John Griffiths, leader of St Edmundsbury Borough Council, said: “Obviously this is extremely disappointing news. However St Edmundsbury will continue to support and work with the college to make the best of the current circumstances.”

Bury MP David Ruffley said: “The Government and the LSC have utterly failed to understand the vital educational provision West Suffolk College supplies not just to the town of Bury St Edmunds but the surrounding rural areas.

“I wrote to the Secretary of State at length on April 29, pointing out that West Suffolk College covered areas that could not possibly be covered by other colleges, which are simply too far away from where my constituents live. I'm appalled that the Government have not taken any of this into account. Government mis-management of funding is entirely to blame.”

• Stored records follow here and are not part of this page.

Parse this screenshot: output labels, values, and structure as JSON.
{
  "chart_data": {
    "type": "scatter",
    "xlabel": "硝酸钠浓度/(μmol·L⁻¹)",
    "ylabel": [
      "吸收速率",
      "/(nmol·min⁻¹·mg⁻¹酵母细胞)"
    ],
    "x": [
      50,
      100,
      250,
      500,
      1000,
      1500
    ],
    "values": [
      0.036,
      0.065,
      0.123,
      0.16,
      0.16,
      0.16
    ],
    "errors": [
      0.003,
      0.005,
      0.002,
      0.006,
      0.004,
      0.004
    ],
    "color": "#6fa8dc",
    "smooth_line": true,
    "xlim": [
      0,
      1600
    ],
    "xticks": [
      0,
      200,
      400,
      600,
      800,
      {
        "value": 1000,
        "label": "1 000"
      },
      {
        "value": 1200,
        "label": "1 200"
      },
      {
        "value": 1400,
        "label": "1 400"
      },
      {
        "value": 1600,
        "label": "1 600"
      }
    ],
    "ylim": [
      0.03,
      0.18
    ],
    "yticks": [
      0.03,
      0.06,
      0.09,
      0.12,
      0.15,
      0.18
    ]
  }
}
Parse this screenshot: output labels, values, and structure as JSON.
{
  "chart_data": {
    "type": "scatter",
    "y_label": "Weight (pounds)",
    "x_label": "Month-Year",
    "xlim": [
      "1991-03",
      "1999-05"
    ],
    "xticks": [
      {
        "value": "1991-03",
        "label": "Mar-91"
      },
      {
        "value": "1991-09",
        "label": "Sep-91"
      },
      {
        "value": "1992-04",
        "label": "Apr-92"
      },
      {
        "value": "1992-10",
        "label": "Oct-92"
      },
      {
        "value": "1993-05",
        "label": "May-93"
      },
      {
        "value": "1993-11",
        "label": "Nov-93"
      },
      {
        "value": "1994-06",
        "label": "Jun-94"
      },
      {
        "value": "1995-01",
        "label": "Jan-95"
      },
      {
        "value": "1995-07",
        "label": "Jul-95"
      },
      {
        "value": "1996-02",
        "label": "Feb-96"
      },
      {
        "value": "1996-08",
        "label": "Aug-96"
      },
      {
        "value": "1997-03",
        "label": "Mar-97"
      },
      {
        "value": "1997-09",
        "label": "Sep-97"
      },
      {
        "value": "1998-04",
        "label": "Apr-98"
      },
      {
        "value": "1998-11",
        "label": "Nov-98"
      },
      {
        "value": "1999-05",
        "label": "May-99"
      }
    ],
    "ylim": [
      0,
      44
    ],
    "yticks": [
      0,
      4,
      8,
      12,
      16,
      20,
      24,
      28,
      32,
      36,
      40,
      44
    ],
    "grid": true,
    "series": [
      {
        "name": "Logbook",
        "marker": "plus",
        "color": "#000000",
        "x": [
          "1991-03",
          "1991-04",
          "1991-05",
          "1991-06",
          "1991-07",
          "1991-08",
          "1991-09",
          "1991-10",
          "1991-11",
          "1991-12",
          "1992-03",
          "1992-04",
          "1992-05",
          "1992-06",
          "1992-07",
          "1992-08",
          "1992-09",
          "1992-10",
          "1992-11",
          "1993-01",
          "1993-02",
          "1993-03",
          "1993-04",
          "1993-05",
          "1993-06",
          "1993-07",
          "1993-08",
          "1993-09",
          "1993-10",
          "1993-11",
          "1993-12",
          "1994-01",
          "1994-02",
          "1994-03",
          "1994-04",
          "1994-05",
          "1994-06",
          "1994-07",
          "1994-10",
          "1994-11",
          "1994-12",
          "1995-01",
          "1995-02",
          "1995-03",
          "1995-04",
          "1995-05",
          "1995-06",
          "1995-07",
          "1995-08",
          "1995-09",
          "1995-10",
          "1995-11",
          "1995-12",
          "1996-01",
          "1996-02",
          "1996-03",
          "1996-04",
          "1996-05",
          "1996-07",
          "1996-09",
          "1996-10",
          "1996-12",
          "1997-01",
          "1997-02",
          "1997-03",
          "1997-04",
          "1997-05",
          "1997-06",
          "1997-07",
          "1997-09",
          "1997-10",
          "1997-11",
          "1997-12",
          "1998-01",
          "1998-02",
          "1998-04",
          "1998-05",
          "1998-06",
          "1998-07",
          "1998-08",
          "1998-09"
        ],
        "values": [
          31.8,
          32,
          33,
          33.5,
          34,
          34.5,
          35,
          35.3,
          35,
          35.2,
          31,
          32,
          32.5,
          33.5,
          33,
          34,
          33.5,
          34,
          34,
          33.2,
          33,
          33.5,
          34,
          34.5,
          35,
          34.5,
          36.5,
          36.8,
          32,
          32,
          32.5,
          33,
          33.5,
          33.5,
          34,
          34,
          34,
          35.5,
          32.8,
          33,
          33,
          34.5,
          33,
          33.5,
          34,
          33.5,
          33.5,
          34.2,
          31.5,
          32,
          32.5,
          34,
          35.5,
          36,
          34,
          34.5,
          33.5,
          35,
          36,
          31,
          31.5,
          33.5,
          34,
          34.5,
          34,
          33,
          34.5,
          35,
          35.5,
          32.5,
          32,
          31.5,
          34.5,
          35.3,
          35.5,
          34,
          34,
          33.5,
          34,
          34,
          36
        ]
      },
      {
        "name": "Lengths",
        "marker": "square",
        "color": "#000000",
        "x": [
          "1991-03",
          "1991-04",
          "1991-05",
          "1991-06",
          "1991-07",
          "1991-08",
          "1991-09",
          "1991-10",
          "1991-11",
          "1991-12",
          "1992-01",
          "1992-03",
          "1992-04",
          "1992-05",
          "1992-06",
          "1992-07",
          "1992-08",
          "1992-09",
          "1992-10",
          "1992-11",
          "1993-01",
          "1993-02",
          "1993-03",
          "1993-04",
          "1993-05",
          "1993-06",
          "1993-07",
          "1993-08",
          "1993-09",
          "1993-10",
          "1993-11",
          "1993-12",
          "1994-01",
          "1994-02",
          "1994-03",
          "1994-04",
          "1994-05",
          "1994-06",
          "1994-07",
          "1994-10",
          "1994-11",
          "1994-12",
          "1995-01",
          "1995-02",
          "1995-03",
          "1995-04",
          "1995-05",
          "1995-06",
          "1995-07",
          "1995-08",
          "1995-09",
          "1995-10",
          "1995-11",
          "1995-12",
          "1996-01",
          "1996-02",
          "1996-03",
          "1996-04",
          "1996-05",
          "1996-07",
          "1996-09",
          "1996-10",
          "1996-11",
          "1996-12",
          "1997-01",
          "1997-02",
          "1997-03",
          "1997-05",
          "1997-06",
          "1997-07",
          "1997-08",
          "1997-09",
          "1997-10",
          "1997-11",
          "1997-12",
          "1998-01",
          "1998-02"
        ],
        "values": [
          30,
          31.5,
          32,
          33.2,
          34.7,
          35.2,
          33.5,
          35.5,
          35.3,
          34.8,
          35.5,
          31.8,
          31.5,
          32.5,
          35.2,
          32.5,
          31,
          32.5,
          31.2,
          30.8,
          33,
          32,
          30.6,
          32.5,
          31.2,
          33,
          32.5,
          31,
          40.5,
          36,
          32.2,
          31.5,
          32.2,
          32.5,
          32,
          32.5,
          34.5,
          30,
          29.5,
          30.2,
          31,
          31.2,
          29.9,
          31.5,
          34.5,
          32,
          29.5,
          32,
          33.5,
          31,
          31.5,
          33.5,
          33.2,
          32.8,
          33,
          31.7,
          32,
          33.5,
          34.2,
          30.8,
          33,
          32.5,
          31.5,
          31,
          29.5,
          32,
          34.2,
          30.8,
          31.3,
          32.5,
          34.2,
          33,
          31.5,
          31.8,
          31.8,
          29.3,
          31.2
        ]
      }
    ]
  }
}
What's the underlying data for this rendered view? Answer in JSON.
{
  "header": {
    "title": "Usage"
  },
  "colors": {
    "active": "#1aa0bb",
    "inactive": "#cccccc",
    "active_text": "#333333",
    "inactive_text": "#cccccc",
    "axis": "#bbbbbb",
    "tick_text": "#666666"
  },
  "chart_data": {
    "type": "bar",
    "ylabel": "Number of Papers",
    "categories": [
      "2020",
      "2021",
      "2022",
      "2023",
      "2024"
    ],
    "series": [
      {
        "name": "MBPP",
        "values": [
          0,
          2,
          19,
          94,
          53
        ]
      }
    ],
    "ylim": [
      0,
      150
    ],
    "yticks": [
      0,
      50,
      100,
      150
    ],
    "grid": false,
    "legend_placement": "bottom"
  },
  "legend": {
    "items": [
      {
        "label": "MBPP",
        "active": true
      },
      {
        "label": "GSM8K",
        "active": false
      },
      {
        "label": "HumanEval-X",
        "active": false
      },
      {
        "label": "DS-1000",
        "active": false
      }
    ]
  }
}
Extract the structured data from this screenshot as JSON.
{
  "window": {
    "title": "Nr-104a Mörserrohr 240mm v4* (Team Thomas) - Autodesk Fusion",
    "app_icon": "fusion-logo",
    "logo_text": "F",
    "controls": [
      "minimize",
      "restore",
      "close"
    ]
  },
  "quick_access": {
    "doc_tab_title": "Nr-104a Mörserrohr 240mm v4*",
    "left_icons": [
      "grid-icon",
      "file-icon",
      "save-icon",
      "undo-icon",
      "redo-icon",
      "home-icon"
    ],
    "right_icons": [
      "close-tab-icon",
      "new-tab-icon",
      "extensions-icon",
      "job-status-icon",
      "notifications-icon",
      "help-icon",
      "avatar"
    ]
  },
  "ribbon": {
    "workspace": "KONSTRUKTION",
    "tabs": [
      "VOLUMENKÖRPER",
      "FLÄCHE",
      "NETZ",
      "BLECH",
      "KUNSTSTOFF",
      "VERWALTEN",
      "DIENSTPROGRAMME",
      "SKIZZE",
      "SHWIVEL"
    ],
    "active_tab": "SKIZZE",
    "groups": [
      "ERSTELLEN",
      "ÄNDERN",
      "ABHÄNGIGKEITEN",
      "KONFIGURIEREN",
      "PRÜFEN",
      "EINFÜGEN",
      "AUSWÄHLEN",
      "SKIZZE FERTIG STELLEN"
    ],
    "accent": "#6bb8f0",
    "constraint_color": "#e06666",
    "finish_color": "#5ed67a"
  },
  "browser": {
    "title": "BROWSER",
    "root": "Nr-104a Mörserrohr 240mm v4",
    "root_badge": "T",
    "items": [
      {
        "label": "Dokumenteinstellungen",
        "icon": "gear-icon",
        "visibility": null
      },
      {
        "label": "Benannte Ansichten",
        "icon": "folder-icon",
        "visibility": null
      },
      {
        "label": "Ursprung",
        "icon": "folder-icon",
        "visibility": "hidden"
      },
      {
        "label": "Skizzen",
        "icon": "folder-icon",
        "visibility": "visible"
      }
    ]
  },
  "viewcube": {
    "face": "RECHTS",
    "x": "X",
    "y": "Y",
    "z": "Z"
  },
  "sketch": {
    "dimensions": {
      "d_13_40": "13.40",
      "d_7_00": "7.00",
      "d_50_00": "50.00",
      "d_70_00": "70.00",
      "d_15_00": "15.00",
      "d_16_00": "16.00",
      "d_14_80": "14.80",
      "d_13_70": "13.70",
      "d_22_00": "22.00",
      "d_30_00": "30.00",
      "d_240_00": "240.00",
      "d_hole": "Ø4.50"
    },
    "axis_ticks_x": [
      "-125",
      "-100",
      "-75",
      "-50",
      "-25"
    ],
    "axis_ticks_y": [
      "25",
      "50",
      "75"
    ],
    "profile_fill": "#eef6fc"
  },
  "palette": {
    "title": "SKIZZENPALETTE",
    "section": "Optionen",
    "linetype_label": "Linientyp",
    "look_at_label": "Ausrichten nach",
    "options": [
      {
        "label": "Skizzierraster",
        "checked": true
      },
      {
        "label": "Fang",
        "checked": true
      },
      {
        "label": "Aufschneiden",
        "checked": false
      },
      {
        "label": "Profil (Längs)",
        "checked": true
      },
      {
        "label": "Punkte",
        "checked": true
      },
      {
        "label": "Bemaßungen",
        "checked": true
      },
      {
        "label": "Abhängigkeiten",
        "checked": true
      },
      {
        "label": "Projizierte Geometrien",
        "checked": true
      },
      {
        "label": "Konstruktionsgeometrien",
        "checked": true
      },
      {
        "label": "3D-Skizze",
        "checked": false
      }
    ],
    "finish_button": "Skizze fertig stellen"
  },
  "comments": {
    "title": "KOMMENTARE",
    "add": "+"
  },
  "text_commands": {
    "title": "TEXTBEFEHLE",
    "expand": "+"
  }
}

In a ministerial statement, Keith Brennan, minister for business, innovation and skills, said: “Mistakes were made by the Learning and Skills Council in carrying out the FE (further education) capital programme.

“There is now new leadership to the organisation and measures in place to ensure that there will be no repeat of those mistakes as the programme moves forward.”

A spokeswoman for the LSC said only 13 schemes nationally would be funded this year and West Suffolk College was not among them.

She said: “For colleges which have not been selected to proceed this year, the next steps will start this autumn when we will further consult with the sector to agree a robust, fair and transparent process for prioritising the capital investment programme for the next spending review period starting in 2011/12.”